Tail Risk Measures

Definition

A tail risk measure maps a cost random variable to a scalar that depends only on the upper $\beta$-tail of its distribution, providing a principled middle ground between the over-conservative worst-case paradigm and the over-optimistic risk-neutral (expectation) paradigm for robotic autonomy. The canonical taxonomy borrowed from financial mathematics is VaR ⊂ CVaR ⊂ EVaR: the quantile, its coherent tail-average upper bound, and the tightest convex (Chernoff-based) upper bound.

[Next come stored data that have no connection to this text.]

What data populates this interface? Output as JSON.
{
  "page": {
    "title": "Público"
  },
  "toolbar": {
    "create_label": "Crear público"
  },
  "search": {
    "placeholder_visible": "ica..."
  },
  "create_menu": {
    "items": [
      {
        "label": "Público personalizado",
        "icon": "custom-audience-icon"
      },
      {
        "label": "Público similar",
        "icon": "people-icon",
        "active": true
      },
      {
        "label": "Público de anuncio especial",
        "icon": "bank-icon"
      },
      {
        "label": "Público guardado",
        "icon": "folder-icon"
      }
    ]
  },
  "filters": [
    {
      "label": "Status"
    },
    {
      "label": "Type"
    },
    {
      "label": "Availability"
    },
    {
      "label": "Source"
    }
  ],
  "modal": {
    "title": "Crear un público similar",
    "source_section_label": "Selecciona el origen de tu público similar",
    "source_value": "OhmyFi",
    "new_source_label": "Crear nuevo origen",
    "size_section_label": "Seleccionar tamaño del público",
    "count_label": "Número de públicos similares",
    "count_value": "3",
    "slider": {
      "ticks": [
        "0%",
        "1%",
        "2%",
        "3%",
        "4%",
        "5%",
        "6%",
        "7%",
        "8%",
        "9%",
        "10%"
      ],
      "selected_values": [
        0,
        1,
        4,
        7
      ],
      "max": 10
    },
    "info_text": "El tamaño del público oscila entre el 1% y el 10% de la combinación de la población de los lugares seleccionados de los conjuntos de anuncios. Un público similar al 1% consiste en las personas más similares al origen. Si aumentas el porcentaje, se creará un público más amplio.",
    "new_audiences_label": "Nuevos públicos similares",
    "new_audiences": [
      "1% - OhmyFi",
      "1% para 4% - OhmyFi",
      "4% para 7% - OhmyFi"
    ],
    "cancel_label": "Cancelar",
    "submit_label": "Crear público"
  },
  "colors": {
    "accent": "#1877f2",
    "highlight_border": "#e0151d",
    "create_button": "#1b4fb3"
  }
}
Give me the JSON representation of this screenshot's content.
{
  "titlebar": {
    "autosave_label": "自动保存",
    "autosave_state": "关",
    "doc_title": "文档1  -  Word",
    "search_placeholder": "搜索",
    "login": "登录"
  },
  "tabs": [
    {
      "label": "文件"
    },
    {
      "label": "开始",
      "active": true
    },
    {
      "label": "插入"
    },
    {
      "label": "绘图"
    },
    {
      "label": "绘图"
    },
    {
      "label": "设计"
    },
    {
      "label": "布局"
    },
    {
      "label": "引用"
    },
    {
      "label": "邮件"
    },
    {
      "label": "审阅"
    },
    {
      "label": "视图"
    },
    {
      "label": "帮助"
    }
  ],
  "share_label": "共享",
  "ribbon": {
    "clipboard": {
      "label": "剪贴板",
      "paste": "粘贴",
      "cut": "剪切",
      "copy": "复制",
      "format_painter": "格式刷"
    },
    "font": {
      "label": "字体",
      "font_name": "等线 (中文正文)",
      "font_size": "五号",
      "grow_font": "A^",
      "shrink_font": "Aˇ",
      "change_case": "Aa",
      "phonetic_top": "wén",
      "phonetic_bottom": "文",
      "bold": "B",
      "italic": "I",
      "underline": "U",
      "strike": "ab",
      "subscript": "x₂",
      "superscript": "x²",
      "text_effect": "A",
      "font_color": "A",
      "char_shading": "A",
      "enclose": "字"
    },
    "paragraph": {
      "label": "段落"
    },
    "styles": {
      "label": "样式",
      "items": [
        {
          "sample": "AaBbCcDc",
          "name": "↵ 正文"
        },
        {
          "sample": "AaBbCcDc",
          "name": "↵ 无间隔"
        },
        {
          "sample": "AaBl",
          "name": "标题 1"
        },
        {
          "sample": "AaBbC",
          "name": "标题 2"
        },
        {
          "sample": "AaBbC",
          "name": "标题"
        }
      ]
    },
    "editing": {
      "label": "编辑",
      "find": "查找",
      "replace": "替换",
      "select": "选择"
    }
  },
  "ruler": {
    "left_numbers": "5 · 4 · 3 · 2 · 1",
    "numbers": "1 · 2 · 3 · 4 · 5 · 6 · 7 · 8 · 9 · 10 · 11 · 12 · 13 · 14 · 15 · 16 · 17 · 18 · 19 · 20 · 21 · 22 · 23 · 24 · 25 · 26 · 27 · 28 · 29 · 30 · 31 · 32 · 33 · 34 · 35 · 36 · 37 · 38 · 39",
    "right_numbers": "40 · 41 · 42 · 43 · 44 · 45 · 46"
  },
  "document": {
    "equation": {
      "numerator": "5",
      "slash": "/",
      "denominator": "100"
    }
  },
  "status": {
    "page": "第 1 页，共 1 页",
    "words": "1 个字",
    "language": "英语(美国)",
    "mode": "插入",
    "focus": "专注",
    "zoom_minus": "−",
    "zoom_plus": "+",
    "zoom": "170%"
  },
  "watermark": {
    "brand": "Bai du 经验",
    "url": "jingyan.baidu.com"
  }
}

CVaR and EVaR are coherent; VaR is not.

Key Equations

A measure $\rho$ is a $\beta$-tail risk measure if it acts only through the $\beta$-tail $X_{\beta }=F_X^{-1}(1-\beta +\beta U)$, $U\sim \mathrm{Uniform}[0,1]$, i.e. $\rho (X)=\rho (X^{\prime })$ whenever $X_{\beta }{=}_d{X}_{\beta }^{\prime }$. The three canonical members form an ordered chain:
${\mathrm{VaR}}_{\beta }(X)\le {\mathrm{CVaR}}_{\beta }(X)\le {\mathrm{EVaR}}_{\beta }(X),$
so any of them being $\le 0$ certifies the chance constraint $\mathbb{P}(X\le 0)\ge 1-\beta$ — gloss: $\beta$ is a single tunable conservatism knob ($\beta \to 1$ risk-neutral, $\beta \to 0$ risk-averse).

Source Support

• akella2024risk — defines the $\beta$-tail (Def. 1), the VaR/CVaR/EVaR taxonomy and ordering, and the coherence status of each, as the unifying object for risk-aware planning, control, and verification in robotics.

Related Topics

• value_at_risk — the base (quantile) member, non-coherent.
• conditional_value_at_risk — the coherent tail-average.
• entropic_value_at_risk — the tightest convex upper bound.
• coherent_risk_measures — the axioms separating CVaR/EVaR from VaR.

Open Questions

• Which member of the chain best trades conservatism against tractability for a free-flying inspection planner under non-Gaussian state-estimation uncertainty?